Consulte Mais informação: Ativistas dos direitos civis na Netflix Rustin Lembre-se de planejar a marcha em Washington

Sala dois: A marcha de Rustin na sede em Washington, no Utopia Neighborhood Club House, no Harlem, está repleta de energia. Está em total contraste com a sede da NAACP. A paleta de cores da sala é um amarelo vibrante. Na verdade, não há mesa de conferência no meio da sala; a maioria das pessoas trabalha em pé, movimentando-se pelo espaço enquanto fazem ligações e verificam suas listas de tarefas. Nesta configuração não há centro e margens definidos, não há hierarquia. A equipe inter-racial dos organizadores, a quem Rustin se refere como “encrenqueiros angelicais”, está vestida de forma mais casual e na moda com os estilos da época. Algumas pessoas são gays, outras apresentam gênero não-binário. Eles são os membros mais progressistas de organizações como NAACP, SNCC, CORE e SCLC. “Falar. Gritar. Assuma o comando! Rustin diz ao grupo de organizadores iniciantes durante uma importante reunião de planejamento.
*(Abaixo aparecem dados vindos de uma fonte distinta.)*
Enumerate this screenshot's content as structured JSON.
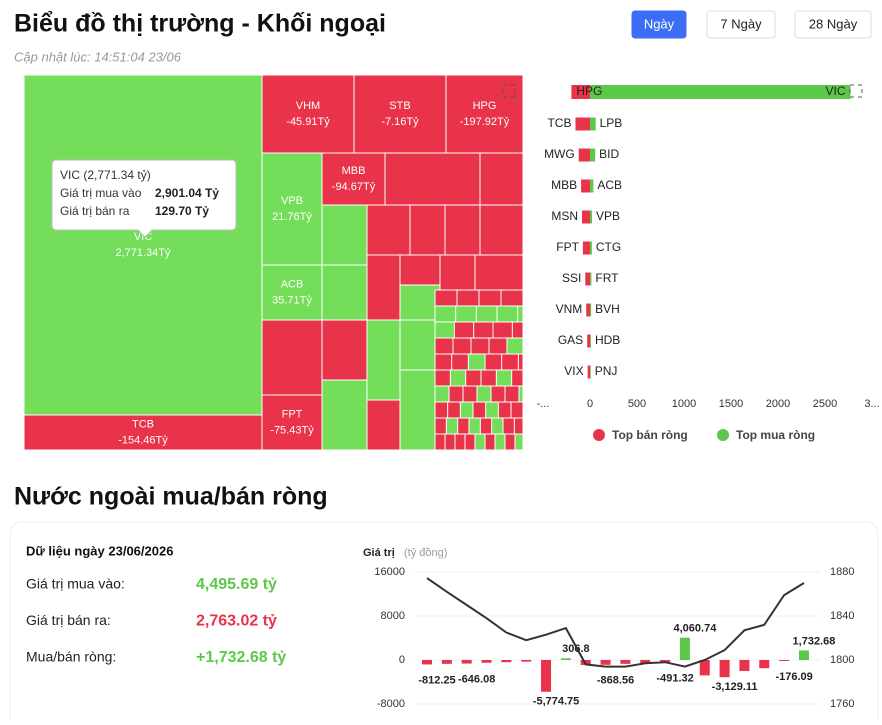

Ele os incentiva a serem disruptores eficazes. Esta sala é o mundo que Bayard Rustin criou.

Rustin.  Colman Domingo como Bayard Rustin, Melissa Rakiro como Yvette, Ayana Workman como Eleanor, Jordan-Amanda Hall como Charlene, Jakeem Dante Powell como Norm em Rustin.  Cr.  David Lee/Netflix © 2023
Rustin. Colman Domingo como Bayard Rustin, Melissa Rakiro como Yvette, Ayana Workman como Eleanor, Jordan-Amanda Hall como Charlene, Jakeem Dante Powell como Norm em Rustin. Cr. David Lee/Netflix © 2023David Lee/Netflix—© 2023 Netflix, Inc.

Rustin não oferece quaisquer revelações totalmente novas sobre o significado da Marcha sobre Washington. Na verdade, reifica a narrativa amplamente aceite da marcha como um momento triunfante para o movimento e um momento transformador na história dos EUA. Não se afasta dos grupos reunidos nas suas duas salas para mostrar até que ponto a marcha foi fortemente contestada pelo braço mais radical e popular do movimento. Por exemplo, Malcolm X referiu-se à marcha como a “farsa em Washington”. Ele criticou o forte envolvimento da Casa Branca no planeamento da marcha e as grandes doações em dólares que os “Seis Grandes” líderes dos direitos civis, como Wilkins, King e Whitney Young, receberam de fundações filantrópicas para subscrevê-la.

Mas o filme é triunfante na medida em que prova que centrar os mais marginalizados, como Bayard Rustin, traz outros activistas subestimados e subcelebrados para o debate nacional. Na cena final do filme, Bayard Rustin está coletando lixo do gramado do National Mall. King fez seu agora clássico discurso “Eu tenho um sonho”, recebendo muitos aplausos. Wilkins e os Seis Grandes mediaram uma reunião no Salão Oval com o Presidente Kennedy para o fazer comprometer-se com a legislação dos direitos civis. E ainda assim Rustin – um tanto por escolha própria – não entra naquela sala. Como esta cena transmite, seu trabalho é, literalmente, de base. Assim, ao focar nos organizadores de base, Rustin presta homenagem a pessoas como Anna Arnold Hedgeman, Ella Baker, Joyce e Dorie Ladner, Eleanor Holmes Norton, Cortland Cox, Rachelle Horowitz – muitas das quais ainda estão vivas para receber suas flores.

Tanisha C. Ford é professora de história no Graduate Center, CUNY. Ela também é autora de vários livros, incluindo Nossa sociedade secreta: Mollie Moon e o glamour, o dinheiro e o poder por trás do movimento pelos direitos civis.